4.3- Infine, la censura di incostituzionalità della norma primaria de qua , sotto il profilo dell’asserita disparità di trattamento rispetto alla semplificazione probatoria prevista per i minori stranieri nati in Italia ai sensi del citato art. 33 del DL n. 69/2013, deve ritenersi destituita di fondamento stante la specialità ed eccezionalità di siffatta disposizione legislativa per le ragioni già enunciate al precedente punto 3.2) da intendersi qui integralmente richiamate.
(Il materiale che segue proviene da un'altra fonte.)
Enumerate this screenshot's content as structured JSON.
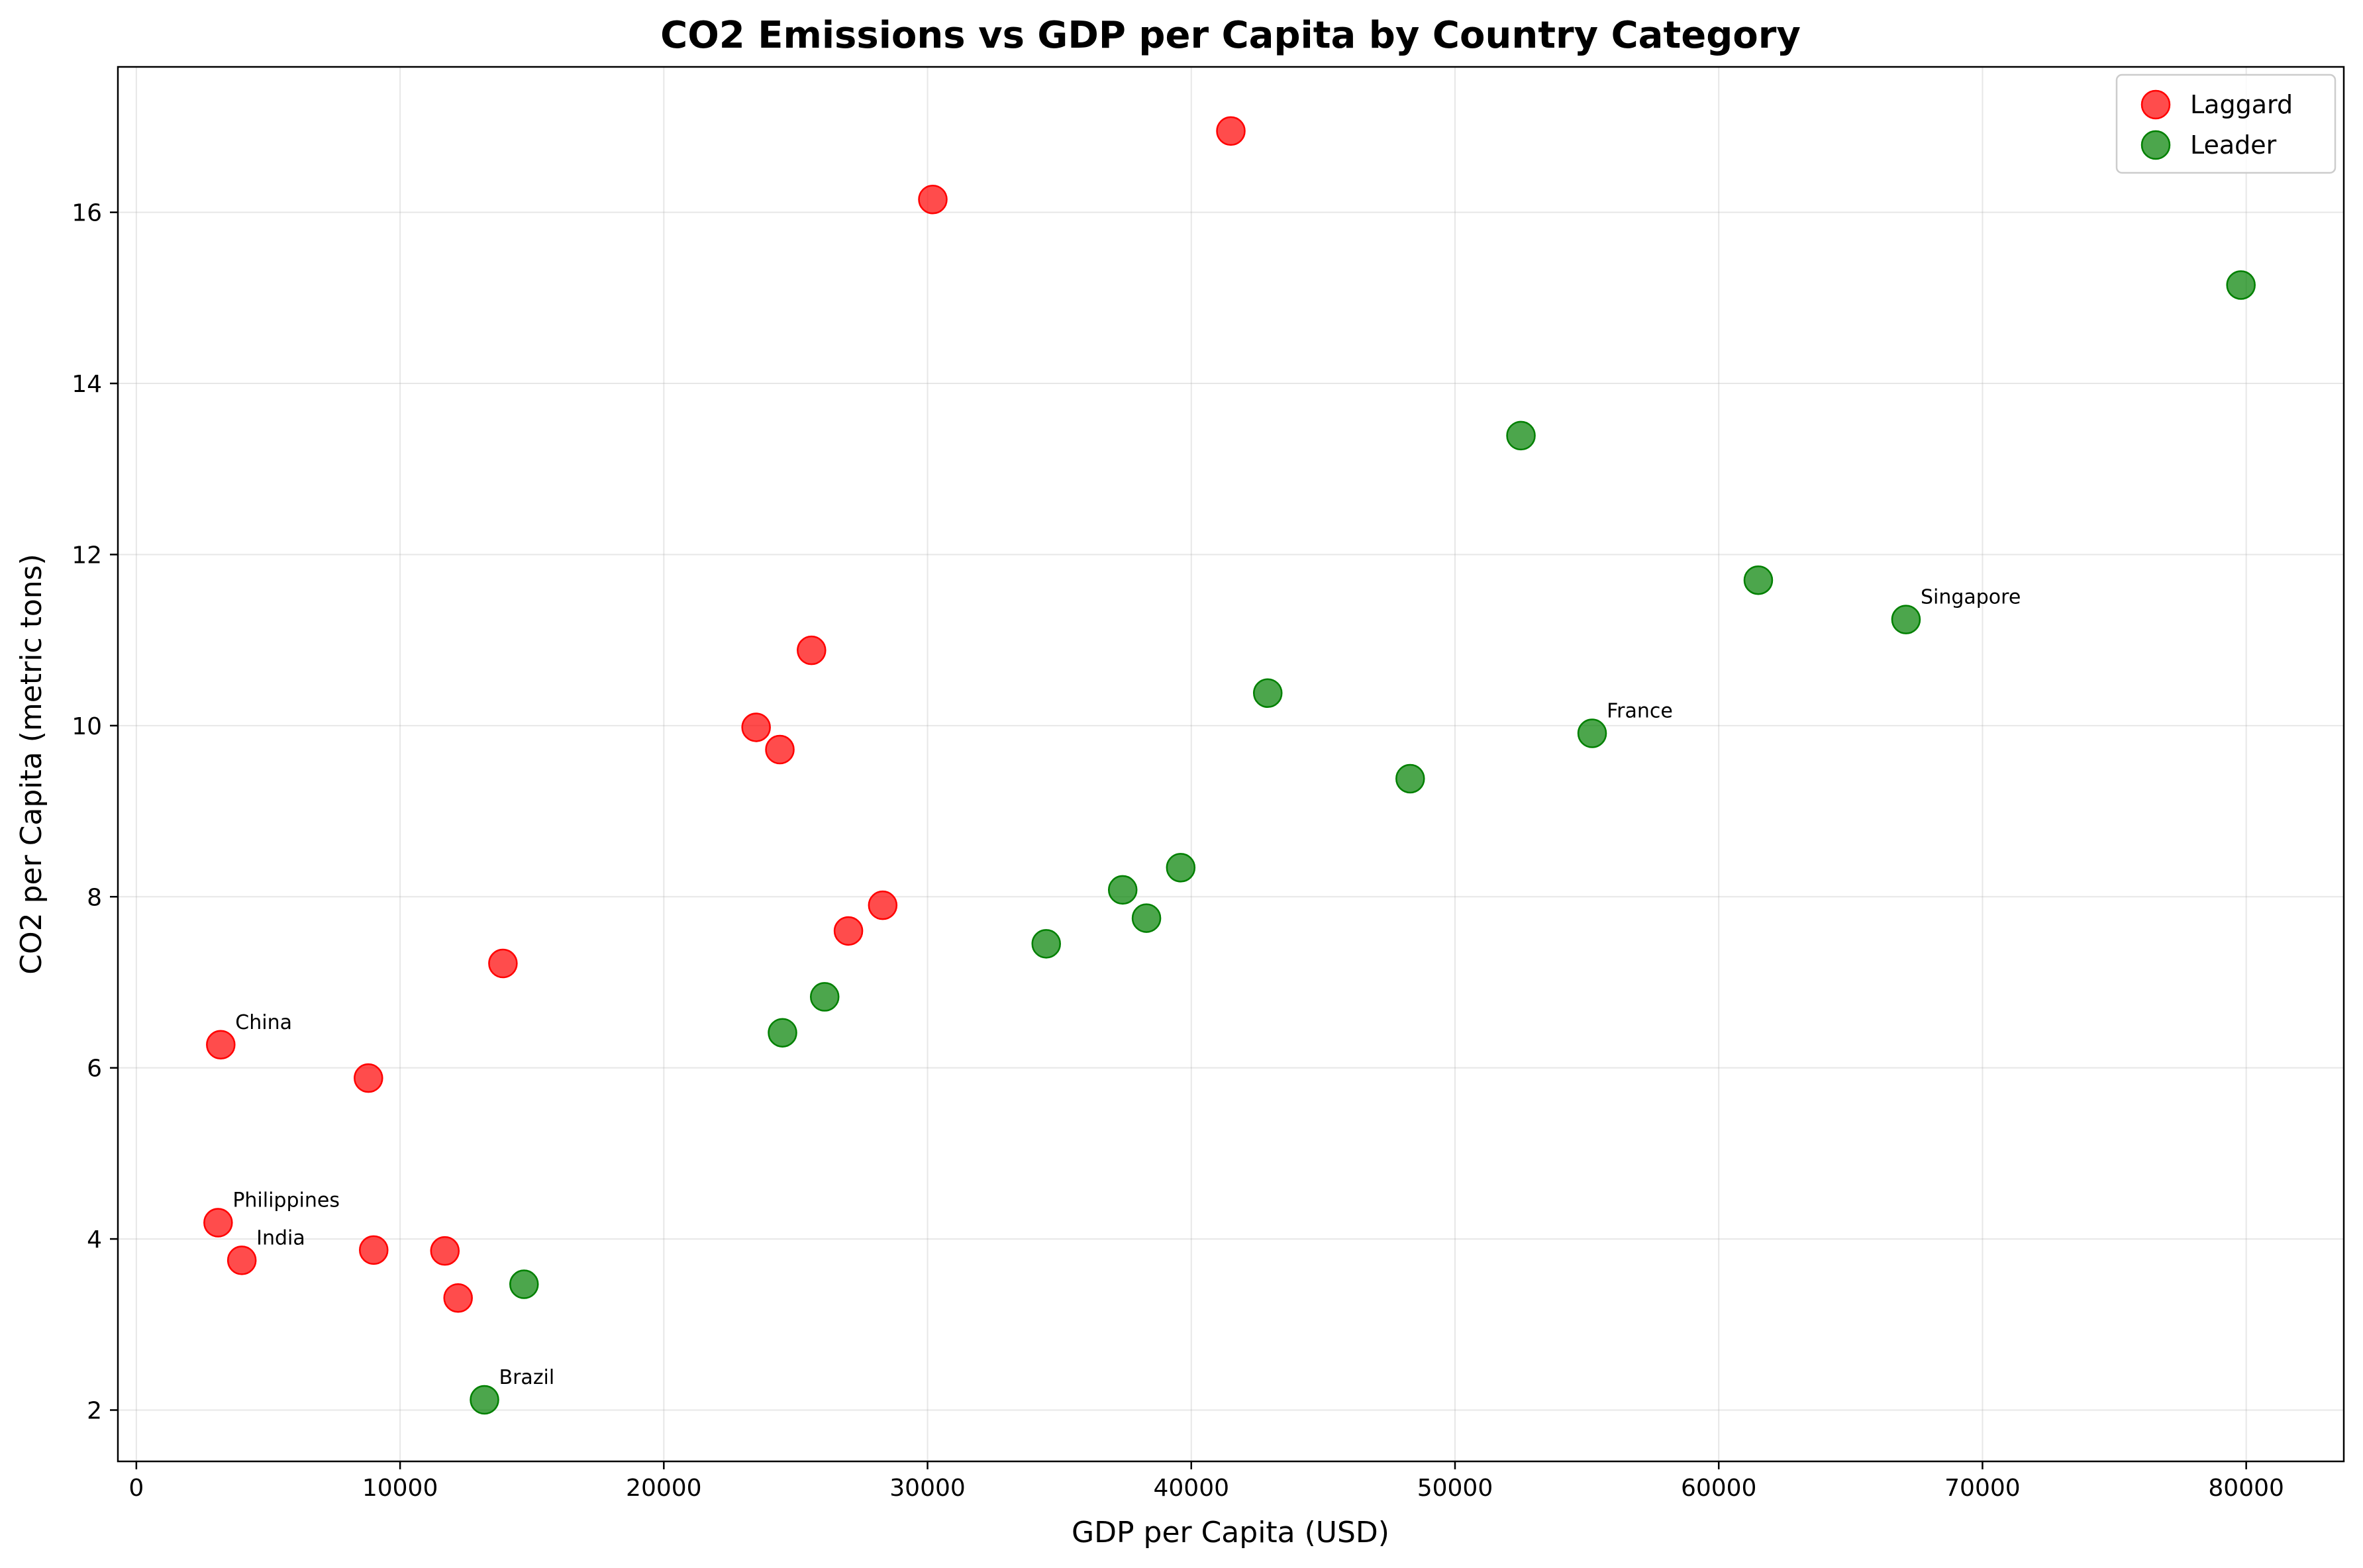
{
  "chart_data": {
    "type": "scatter",
    "title": "CO2 Emissions vs GDP per Capita by Country Category",
    "xlabel": "GDP per Capita (USD)",
    "ylabel": "CO2 per Capita (metric tons)",
    "xlim": [
      -700,
      83700
    ],
    "ylim": [
      1.4,
      17.7
    ],
    "xticks": [
      0,
      10000,
      20000,
      30000,
      40000,
      50000,
      60000,
      70000,
      80000
    ],
    "yticks": [
      2,
      4,
      6,
      8,
      10,
      12,
      14,
      16
    ],
    "grid": true,
    "legend_position": "top-right",
    "series": [
      {
        "name": "Laggard",
        "color": "#ff0000",
        "points": [
          {
            "x": 41500,
            "y": 16.95
          },
          {
            "x": 30200,
            "y": 16.15
          },
          {
            "x": 25600,
            "y": 10.88
          },
          {
            "x": 23500,
            "y": 9.98
          },
          {
            "x": 24400,
            "y": 9.72
          },
          {
            "x": 28300,
            "y": 7.9
          },
          {
            "x": 27000,
            "y": 7.6
          },
          {
            "x": 13900,
            "y": 7.22
          },
          {
            "x": 3200,
            "y": 6.27,
            "label": "China"
          },
          {
            "x": 8800,
            "y": 5.88
          },
          {
            "x": 3100,
            "y": 4.19,
            "label": "Philippines"
          },
          {
            "x": 4000,
            "y": 3.75,
            "label": "India"
          },
          {
            "x": 9000,
            "y": 3.87
          },
          {
            "x": 11700,
            "y": 3.86
          },
          {
            "x": 12200,
            "y": 3.31
          }
        ]
      },
      {
        "name": "Leader",
        "color": "#008000",
        "points": [
          {
            "x": 79800,
            "y": 15.15
          },
          {
            "x": 52500,
            "y": 13.39
          },
          {
            "x": 61500,
            "y": 11.7
          },
          {
            "x": 67100,
            "y": 11.24,
            "label": "Singapore"
          },
          {
            "x": 42900,
            "y": 10.38
          },
          {
            "x": 55200,
            "y": 9.91,
            "label": "France"
          },
          {
            "x": 48300,
            "y": 9.38
          },
          {
            "x": 39600,
            "y": 8.34
          },
          {
            "x": 37400,
            "y": 8.08
          },
          {
            "x": 38300,
            "y": 7.75
          },
          {
            "x": 34500,
            "y": 7.45
          },
          {
            "x": 26100,
            "y": 6.83
          },
          {
            "x": 24500,
            "y": 6.41
          },
          {
            "x": 14700,
            "y": 3.47
          },
          {
            "x": 13200,
            "y": 2.12,
            "label": "Brazil"
          }
        ]
      }
    ]
  }
}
5.- In conclusione, nella vicenda concreta il decreto di inammissibilità è stato emesso in ragione dell’irregolarità della posizione del ricorrente essendo emerso – alla stregua delle risultanze anagrafiche – che egli era stato cancellato per irreperibilità dai registri del Comune di Firenze in data 20.11.2018 e reiscritto, nel medesimo Comune, il 20.11.2019.

Tale circostanza di fatto, pertanto, anche suffragata dal compendio documentale prodotto in giudizio, vale ex se ad escludere i requisiti della “continuità” e della “legalità” che devono indefettibilmente connotare, in virtù di quanto sinora chiarito, il presupposto della residenza ultradecennale nel territorio della Repubblica – che deve perdurare sino al momento del giuramento - ai fini della concessione della cittadinanza italiana ai sensi del ridetto art. 9, lett. f) legge n. 91/1992.

Ne consegue, pertanto, che il decreto di inammissibilità e l’atto regolamentare qui impugnato devono ritenersi immuni dai vizi denunciati alla luce delle considerazioni innanzi descritte e, per l’effetto, il ricorso proposto va respinto.

6.- Quanto alle spese di lite, si ritiene che la parziale novità delle questioni trattate ne giustifichi la compensazione integrale tra le parti.